SAN FERNANDO, Calif., Mar 11, 2004 – Precision Dynamics Corporation (PDC), a global leader in automatic wristband identification, and Georgetown University Hospital’s (GUH’s) Blood Bank will conduct a pilot study to explore how Radio Frequency Identification (RFID) wristband solutions increase the efficiency and reliability of blood transfusion safety. PDC’s Smart Band(R) RFID Wristband System will be used in the study.
For more than two years, GUH’s Outpatient Infusion Service has used PDC bar code solutions as standard practice for double checking and verifying blood transfusions. Today, GUH is interested in learning whether RFID solutions can increase the efficiency and reliability of transfusion safety in instances where bar code ID isn’t as effective.
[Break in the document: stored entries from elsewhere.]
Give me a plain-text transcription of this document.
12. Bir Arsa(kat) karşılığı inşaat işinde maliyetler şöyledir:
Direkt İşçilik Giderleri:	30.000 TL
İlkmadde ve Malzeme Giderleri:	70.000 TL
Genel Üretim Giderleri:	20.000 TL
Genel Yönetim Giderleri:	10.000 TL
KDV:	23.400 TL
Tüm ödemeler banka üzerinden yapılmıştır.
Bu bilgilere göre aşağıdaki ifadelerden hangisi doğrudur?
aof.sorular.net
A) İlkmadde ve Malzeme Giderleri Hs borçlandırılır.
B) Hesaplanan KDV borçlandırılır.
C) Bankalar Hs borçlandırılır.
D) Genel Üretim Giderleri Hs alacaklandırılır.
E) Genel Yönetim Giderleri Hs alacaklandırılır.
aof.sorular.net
“Bar code identification solutions are very valuable to institutions like GUH,” said Dr. S. Gerald Sandler, Director of Transfusion Medicine at Georgetown University Hospital. “However, RFID technology offers the promise of improving the efficiency and reliability of conventional double checks for matching blood transfusions with the correct patient.”
To ensure positive patient identification, PDC’s Smart Band acts as a portable, dynamic database that carries patient information to be used and updated during a patient’s stay. Smart Band’s accurate, automated system ensures the integrity of information between patient, host device, and/or hospital information system. Unlike bar code, RFID’s non-line-of-site data transmission can be read through and around the human body, clothing, bed coverings and non-metallic materials.
“We expect this study to show that RFID solutions complement bar code technologies and increase the efficiency and reliability of identifying patients, their blood samples and their intended blood for transfusion,” adds Dr. Sandler.
PDC’s Smart Band contains an embedded Texas Instruments’ Tag-It(R) RFID chip. PDC RFID labels will be printed and RFID chips encoded using an R402 RFID printer encoder from Zebra Technologies. AMTSystems PatientSafe(TM) Transfuse RFID and Transfuse ID transfusion software system will also be used in the study.
The initial phase of the study, which consists of laboratory reviews and validation of the equipment began on March 1. The research phase and clinical implementation will begin two to three weeks after completion of the initial phase. The study will evaluate and compare the effectiveness and efficiency of bar code ID and RFID solutions during blood transfusions of
100 patients. A key research instrument will consist of evaluations by nurses using both technologies.